Bedrohliche Klausel

  • Sabine Lösing
  • Lesedauer: 3 Min.
Die Autorin ist Europaabgeordnete der LINKEN und unter anderem Mitglied des Ausschusses für Auswärtige Angelegenheiten.
Die Autorin ist Europaabgeordnete der LINKEN und unter anderem Mitglied des Ausschusses für Auswärtige Angelegenheiten.

Die kürzlich gefällte Entscheidung des Bundesverfassungsgerichts, zur »Abwehr« von Naturkatastrophen und schweren Unglücksfällen Militäreinsätze im Inland für grundgesetzkonform zu erklären, hat - vollkommen zurecht - viel Kritik hervorgerufen.
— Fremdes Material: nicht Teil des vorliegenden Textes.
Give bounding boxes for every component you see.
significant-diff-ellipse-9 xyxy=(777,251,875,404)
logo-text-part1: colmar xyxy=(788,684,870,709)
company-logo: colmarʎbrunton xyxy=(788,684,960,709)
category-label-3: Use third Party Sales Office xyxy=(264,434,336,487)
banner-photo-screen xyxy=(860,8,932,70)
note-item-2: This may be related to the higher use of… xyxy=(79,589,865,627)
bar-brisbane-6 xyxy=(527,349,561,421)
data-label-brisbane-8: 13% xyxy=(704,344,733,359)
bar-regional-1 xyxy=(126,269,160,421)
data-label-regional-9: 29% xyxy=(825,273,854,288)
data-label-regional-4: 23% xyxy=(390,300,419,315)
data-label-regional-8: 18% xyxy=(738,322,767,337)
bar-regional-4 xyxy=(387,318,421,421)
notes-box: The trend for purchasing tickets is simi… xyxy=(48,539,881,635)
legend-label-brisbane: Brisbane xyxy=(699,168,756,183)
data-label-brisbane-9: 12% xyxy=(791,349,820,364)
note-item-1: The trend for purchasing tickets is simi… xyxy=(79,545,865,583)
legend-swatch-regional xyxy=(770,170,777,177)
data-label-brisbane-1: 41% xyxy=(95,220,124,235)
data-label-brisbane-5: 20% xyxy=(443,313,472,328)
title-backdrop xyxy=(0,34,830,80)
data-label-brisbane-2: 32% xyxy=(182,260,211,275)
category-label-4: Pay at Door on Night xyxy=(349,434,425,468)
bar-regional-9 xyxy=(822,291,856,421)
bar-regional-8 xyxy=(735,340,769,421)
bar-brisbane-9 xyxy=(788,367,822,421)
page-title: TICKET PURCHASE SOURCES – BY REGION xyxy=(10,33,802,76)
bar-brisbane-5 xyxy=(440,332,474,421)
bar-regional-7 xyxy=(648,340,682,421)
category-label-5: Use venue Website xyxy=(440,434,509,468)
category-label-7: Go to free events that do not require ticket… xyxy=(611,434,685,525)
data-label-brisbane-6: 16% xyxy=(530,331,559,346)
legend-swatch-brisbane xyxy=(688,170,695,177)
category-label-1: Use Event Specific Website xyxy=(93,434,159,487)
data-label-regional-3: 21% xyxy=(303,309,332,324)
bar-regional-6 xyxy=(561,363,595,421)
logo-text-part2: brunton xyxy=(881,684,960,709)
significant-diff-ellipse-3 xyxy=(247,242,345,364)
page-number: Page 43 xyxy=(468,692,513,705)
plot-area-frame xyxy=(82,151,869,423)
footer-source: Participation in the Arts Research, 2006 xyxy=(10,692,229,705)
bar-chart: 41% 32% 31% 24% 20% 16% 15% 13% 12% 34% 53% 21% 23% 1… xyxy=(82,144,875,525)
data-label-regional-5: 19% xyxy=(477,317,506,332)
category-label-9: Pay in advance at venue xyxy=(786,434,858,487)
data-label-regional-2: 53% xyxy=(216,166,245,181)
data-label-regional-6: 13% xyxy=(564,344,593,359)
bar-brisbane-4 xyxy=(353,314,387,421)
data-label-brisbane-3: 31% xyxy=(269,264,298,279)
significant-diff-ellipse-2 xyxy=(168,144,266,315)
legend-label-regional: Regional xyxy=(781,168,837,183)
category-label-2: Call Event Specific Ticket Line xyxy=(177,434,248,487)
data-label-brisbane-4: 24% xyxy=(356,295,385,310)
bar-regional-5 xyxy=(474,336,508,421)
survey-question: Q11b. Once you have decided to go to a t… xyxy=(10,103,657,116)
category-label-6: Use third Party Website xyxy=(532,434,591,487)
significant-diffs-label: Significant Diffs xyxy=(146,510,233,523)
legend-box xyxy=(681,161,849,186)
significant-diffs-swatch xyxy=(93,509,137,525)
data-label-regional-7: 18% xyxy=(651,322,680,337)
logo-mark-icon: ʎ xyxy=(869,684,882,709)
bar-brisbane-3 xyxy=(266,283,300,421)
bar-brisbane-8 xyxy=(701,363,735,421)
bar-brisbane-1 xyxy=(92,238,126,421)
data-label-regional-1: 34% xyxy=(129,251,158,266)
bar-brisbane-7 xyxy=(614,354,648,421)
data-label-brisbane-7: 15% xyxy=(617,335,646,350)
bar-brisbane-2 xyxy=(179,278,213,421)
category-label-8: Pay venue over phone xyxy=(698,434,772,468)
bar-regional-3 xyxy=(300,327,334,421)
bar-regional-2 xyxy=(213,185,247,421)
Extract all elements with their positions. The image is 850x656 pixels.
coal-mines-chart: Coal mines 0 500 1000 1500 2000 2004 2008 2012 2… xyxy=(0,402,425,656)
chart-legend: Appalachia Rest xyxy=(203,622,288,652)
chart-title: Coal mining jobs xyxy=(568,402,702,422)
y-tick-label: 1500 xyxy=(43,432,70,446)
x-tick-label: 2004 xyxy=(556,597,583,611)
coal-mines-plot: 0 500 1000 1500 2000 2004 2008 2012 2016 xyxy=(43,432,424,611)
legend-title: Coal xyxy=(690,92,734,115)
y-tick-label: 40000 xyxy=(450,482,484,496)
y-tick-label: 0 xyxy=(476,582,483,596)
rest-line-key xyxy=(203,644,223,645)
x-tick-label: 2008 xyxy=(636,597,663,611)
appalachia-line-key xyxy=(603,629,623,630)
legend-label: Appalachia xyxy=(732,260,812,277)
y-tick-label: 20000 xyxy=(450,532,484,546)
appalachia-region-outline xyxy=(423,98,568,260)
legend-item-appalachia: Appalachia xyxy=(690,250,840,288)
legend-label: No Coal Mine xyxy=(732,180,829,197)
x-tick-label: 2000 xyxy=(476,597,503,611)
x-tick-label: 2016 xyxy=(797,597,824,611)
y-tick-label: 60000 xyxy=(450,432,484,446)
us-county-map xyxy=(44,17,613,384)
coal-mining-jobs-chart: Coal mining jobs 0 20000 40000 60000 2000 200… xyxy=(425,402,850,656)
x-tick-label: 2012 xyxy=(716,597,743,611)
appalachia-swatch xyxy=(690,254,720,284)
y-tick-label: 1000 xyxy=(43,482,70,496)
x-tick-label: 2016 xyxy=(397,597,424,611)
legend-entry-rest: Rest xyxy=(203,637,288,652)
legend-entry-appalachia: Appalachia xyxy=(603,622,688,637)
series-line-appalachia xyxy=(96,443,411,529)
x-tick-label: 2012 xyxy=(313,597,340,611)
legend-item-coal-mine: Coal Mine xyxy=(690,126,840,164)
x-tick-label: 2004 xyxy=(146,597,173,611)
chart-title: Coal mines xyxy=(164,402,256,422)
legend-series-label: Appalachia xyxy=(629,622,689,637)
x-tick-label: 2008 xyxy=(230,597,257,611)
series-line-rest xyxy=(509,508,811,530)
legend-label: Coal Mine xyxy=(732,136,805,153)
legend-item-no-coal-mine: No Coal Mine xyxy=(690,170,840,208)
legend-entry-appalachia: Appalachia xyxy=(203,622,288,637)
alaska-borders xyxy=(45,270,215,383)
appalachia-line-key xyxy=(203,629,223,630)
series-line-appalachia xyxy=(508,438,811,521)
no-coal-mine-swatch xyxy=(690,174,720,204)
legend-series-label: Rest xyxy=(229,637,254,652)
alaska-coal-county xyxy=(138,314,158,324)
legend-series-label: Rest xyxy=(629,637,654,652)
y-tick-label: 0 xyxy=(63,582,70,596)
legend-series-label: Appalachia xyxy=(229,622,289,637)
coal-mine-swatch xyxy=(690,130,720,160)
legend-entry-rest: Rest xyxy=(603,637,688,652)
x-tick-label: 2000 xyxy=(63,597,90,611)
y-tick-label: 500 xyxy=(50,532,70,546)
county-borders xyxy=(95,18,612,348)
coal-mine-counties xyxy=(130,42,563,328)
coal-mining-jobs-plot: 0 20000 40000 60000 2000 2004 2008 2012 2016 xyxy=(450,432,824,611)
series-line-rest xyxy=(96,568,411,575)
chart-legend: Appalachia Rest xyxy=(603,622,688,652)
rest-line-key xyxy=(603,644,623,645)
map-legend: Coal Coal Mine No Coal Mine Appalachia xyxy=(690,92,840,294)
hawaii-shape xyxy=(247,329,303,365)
Übersehen wird dabei aber leider, dass derzeit auf EU-Ebene eine ähnlich dammbruchartige Entwicklung abläuft.

Ausgangspunkt ist einmal mehr der am 1. Dezember 2009 in Kraft getretene Vertrag von Lissabon. Denn die in Artikel 222 des Vertrags über die Arbeitsweise der Europäischen Union (AEUV) enthaltene »Solidaritätsklausel« öffnet faktisch Militäreinsätzen im europäischen Inland Tür und Tor. Konkret heißt es darin: »Die Union mobilisiert alle ihr zur Verfügung stehenden Mittel, einschließlich der ihr von den Mitgliedstaaten bereitgestellten militärischen Mittel, (…) um im Falle einer Naturkatastrophe oder einer vom Menschen verursachten Katastrophe einen Mitgliedstaat auf Ersuchen seiner politischen Organe innerhalb seines Hoheitsgebiets zu unterstützen.«

Geradezu euphorisch begrüßte der Chef des EU-Militärstabs Henri Bentégeat die hieraus entstehende Möglichkeit, dass »im Hoheitsgebiet eines Mitgliedstaats militärische Mittel eingesetzt werden können«. Aus diesem Grund mahnte Bentégeat bereits im Mai 2011 an: »Wir müssen sehr bald spezielle Überlegungen über die Umsetzung der Solidaritätsklausel anstellen. Die Einzigartigkeit dieser Klausel besteht ja darin, dass sie innerhalb der Grenzen der Europäischen Union zur Anwendung kommt.«

Genau hiermit ist man derzeit in Brüssel beschäftigt: Noch in diesem Jahr soll ein gemeinsamer Bericht der EU-Kommission und der Hohen Vertreterin für die Außen- und Sicherheitspolitik die Bestimmungen der Solidaritätsklausel präzisieren. Berücksichtigt werden sollen dabei auch die Vorschläge des Auswärtigen Ausschusses des Europäischen Parlaments. Hierfür zirkuliert gegenwärtig ein Berichtsentwurf des sozialdemokratischen EU-Abgeordneten Ioan Mircea Paşcu, der nun nach Ende der Sommerpause verabschiedet werden soll.

Bei näherer Betrachtung fällt vor allem ein Aspekt des Papiers ins Auge: Die nahezu babylonische Vielfalt an möglichen »Bedrohungen«, die zu einer Anwendung der Solidaritätsklausel führen könnten. So ist etwa die Rede von »Angriffen im Cyberspace«, »Pandemien«, »Energieknappheiten«, »Bioterrorismus« oder auch von »Überflutungen«. Allerdings wird dabei betont, hierbei handele es sich lediglich um ausgewählte Beispiele. Was fehlt sind konkrete Angaben, was eigentlich nicht in den Zuständigkeitsbereich der Solidaritätsklausel fällt. Darüber schweigt sich der Bericht - wie auch alle anderen bisherigen Stellungnahmen zum Thema - aus. Dieses »Versäumnis« scheint durchaus beabsichtigt zu sein, wenn es im Entwurf heißt: »Was die Definition der Arten von Angriffen und Katastrophen anbelangt, die zur Anwendung der Klausel führen könnten, sollte eine ausreichende Flexibilität gewährleistet sein.«

Angesichts dieser »Flexibilität« - sprich: Beliebigkeit - ist es besonders Besorgnis erregend, dass etwa eine Studie des renommierten Swedish Institute of International Affairs wie selbstverständlich zu dem Ergebnis gelangt, auch »soziale Unruhen« seien eine vom Menschen verursachte Katastrophe, die in der Logik der Solidaritätsklausel zum Einsatz von Militär führen könnte.

Angesichts der dramatischen Verwerfungen, die die Wirtschafts- und Finanzkrise in vielen Mitgliedsländern der EU anrichtet und gegen die der Protest der Betroffenen zunimmt, ist es zumindest vorstellbar, dass die Solidaritätsklausel im schlimmsten Fall auch und gerade für ein solches Szenario entwickelt worden ist.